The Cambridge Ring was one of the first local area networks (LANs).
It operated with a line rate of 10 Mbps using a slot size of 38 bits.
Two address bytes and two bytes of data were carried in each slot.
This view shows the ring cards commonly in use to make a station when
I became a PhD student at the Computer Laboratory in 1984. At this
time, there were three rings in operation, connected using bridges,
providing network service for a total of 100 or so hosts.
The three cards in this view are the repeater, the station and
the Z80 tiny server. A fourth slot in the backplane was often fitted
with an 8-port serial card to create a terminal concentrator. Other stations
were connected to a pair of VAX machines and to a bank of LSI-4 machines.
Later, further stations were connected to VME backplanes and 68k processors.
The 68k processors became the main processor bank.
Cambridge Ring Repeater Card
The repeater card took its power from the ring and could work in
isolation without a station card. In the absence of a station card,
it simply retimed the data whereas with a station card the data
was routed through the station for filling or emptying slots.
Cambridge Ring Station Card
The station card provided the means to send and receive data. The
station would place data in an empty slot and the slot would circulate
until it arrived at the receiver. There the receiver would have a number
of options which it would flag in a response field. It could take out
the data or not, thus providing flow control back to the transmitter.
The transmitter would always empty the slot and pass it on free
for another station to use in a fair way.

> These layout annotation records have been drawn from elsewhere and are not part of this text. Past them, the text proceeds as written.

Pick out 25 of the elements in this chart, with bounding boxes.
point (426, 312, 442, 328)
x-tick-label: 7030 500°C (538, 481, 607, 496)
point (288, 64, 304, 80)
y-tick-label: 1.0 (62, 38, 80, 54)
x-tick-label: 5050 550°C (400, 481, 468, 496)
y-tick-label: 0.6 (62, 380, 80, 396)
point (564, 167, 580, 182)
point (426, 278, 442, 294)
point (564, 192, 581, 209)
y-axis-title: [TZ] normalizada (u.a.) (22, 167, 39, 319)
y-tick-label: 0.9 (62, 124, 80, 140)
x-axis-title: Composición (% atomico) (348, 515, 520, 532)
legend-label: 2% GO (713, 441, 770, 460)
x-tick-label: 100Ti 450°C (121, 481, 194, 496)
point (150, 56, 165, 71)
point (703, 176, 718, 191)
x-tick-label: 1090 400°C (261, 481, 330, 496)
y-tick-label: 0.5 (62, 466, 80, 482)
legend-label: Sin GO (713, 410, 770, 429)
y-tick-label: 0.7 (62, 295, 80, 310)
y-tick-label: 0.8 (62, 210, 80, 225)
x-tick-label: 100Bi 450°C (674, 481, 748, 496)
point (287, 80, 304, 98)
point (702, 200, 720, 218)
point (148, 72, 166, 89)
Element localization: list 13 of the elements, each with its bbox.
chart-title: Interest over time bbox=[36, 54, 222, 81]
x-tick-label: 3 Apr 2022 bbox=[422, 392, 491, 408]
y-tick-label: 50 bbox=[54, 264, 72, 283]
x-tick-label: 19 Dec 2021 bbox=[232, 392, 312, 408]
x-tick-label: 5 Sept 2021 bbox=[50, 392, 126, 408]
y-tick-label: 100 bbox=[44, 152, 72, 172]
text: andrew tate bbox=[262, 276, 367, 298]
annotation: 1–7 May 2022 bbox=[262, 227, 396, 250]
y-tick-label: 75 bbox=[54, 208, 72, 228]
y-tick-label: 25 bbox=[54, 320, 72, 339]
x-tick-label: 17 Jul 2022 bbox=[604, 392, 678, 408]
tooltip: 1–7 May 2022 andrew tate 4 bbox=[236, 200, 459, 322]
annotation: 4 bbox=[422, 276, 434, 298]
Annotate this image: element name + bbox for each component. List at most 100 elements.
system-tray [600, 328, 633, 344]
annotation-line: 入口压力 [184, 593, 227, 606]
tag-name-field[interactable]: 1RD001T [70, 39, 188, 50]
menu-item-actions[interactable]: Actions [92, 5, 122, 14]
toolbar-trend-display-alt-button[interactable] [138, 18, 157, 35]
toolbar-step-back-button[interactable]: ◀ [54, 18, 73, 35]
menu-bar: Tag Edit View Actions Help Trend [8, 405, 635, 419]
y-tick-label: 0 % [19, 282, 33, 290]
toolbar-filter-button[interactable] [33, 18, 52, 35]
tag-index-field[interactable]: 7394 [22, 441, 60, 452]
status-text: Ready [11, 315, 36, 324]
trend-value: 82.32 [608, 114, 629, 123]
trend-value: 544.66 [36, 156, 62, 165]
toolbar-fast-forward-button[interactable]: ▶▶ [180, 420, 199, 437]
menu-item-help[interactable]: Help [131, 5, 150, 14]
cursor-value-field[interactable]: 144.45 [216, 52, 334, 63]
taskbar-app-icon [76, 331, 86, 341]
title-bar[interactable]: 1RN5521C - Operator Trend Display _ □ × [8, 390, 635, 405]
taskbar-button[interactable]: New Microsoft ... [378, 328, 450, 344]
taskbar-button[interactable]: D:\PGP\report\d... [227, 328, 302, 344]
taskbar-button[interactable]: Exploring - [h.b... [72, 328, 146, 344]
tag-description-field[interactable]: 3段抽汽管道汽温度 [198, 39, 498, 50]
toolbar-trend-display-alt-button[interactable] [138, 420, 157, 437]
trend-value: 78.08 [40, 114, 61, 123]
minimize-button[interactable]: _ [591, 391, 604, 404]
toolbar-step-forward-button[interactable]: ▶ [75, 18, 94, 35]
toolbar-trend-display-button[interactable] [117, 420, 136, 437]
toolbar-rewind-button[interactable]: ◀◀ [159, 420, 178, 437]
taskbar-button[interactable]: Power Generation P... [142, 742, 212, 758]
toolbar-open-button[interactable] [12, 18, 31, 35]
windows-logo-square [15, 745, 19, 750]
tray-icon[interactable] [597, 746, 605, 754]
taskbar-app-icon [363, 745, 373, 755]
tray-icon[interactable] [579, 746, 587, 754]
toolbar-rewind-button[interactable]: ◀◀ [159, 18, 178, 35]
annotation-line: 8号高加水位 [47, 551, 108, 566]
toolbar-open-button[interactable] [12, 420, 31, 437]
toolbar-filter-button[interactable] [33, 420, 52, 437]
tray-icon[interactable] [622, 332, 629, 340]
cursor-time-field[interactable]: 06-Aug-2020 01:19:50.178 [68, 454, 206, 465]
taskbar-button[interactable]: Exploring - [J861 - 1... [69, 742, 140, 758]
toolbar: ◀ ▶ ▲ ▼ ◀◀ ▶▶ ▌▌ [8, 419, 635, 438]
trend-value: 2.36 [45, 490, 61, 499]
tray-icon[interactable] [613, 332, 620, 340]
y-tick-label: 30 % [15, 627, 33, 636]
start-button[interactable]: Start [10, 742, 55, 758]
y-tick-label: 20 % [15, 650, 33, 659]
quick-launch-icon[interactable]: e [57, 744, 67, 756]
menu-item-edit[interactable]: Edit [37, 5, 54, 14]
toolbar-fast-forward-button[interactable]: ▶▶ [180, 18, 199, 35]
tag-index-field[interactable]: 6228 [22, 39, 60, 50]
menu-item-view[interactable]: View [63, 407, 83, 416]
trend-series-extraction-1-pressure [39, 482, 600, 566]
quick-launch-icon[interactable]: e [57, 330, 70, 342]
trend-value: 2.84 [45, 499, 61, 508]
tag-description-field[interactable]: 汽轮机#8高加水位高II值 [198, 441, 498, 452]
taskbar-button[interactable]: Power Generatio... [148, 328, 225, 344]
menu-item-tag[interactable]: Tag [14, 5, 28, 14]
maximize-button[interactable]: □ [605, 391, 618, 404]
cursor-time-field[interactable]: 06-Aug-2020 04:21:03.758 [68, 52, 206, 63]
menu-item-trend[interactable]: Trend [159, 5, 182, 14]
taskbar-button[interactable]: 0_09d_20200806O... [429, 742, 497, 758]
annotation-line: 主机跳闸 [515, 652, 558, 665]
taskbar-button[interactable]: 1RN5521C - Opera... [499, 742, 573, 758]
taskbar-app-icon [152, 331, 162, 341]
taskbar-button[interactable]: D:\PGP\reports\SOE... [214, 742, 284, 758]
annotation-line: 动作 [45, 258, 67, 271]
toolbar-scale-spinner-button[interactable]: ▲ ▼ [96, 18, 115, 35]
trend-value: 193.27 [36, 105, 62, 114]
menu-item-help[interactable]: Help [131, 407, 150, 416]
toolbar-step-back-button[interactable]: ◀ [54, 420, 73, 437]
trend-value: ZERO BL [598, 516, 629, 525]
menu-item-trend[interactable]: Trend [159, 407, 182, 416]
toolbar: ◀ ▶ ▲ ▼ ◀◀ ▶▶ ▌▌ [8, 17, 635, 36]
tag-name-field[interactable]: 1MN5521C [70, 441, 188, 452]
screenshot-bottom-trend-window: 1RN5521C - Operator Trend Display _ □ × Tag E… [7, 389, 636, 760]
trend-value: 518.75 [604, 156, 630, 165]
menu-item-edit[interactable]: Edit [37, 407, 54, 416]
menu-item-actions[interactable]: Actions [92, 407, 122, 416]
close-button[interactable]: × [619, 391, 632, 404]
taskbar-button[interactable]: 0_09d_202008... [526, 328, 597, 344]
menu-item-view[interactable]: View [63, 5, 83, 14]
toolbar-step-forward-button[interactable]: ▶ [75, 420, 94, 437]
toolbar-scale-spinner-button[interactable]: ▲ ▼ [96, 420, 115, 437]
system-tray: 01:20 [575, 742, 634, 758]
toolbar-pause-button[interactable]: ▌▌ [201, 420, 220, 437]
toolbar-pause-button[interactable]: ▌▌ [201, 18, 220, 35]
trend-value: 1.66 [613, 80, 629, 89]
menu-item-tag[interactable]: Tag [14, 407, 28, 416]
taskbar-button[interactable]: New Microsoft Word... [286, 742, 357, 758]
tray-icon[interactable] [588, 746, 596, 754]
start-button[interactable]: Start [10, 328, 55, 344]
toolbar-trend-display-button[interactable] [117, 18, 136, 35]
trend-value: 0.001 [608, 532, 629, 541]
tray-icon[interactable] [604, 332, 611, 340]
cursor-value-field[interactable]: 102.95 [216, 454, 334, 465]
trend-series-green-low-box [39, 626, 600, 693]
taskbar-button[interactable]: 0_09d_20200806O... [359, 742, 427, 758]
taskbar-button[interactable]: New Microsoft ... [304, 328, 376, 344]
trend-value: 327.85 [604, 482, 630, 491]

Unlike the ATM systems that followed, the 16 bits of data per cell
were too small to efficiently contain upper-layer addressing
information, such as port numbers, so the stations had to use source
addresses to demultiplex incoming blocks, and only one flow, or
segmentation and reassembly operation, between a pair of hosts could be
supported at one time. Indeed, to avoid the host device driver
from having to perform multiplexed reassembly, a hardware autoselect
system could be used so that a new transmitter received the busy
response from the destination if the destination was mid-block
from another source.
Cambridge Ring Z80 Tiny Server Card
This Z80 with 64Kbytes of RAM provided a cheap and simple host
that could be used for various management issues in the Cambridge
Distributed System. For instance, it might act as a resource
manager that keeps track of which servers are in use with which
terminal sessions.
My contribution to the cards shown on this page was the small chip
piggy-backed in the centre of the tiny server. I fitted this gate to
prevent the tiny-server making a spurious I/O cycle access into my own
attached hardware during interrupt acknowledge cycles.
Imagine asking a modern programmer to get all of the program code
and data buffers for an 8 port terminal concentrator into 64 Kbyte
address map!
Cambridge Ring Monitor Station
This view shows the monitor and logging station for one of the three rings
operational in 1985. The monitor station is screwed to the wall of the
Titan Room. The three main sections are the repeater, station and tiny
server. Each was wire-wrapped. A serial cable connects to a printer where the system log
was printed.
Cambridge Ring Station Inside CAP Computer
The CAP computer was an experimental computer
with capability-based access control implemented in hardware.
This view of the CAP shows one of the covers open, with
a wire-wrapped Cambridge Ring station mounted inside the cover.
Indeed, the whole of CAP was wire-wrapped. See R. Needham and
R. Walker "The Cambridge CAP computer and its protection system" in
ACM Symposium on OS Principles, pages 1--10, 1977.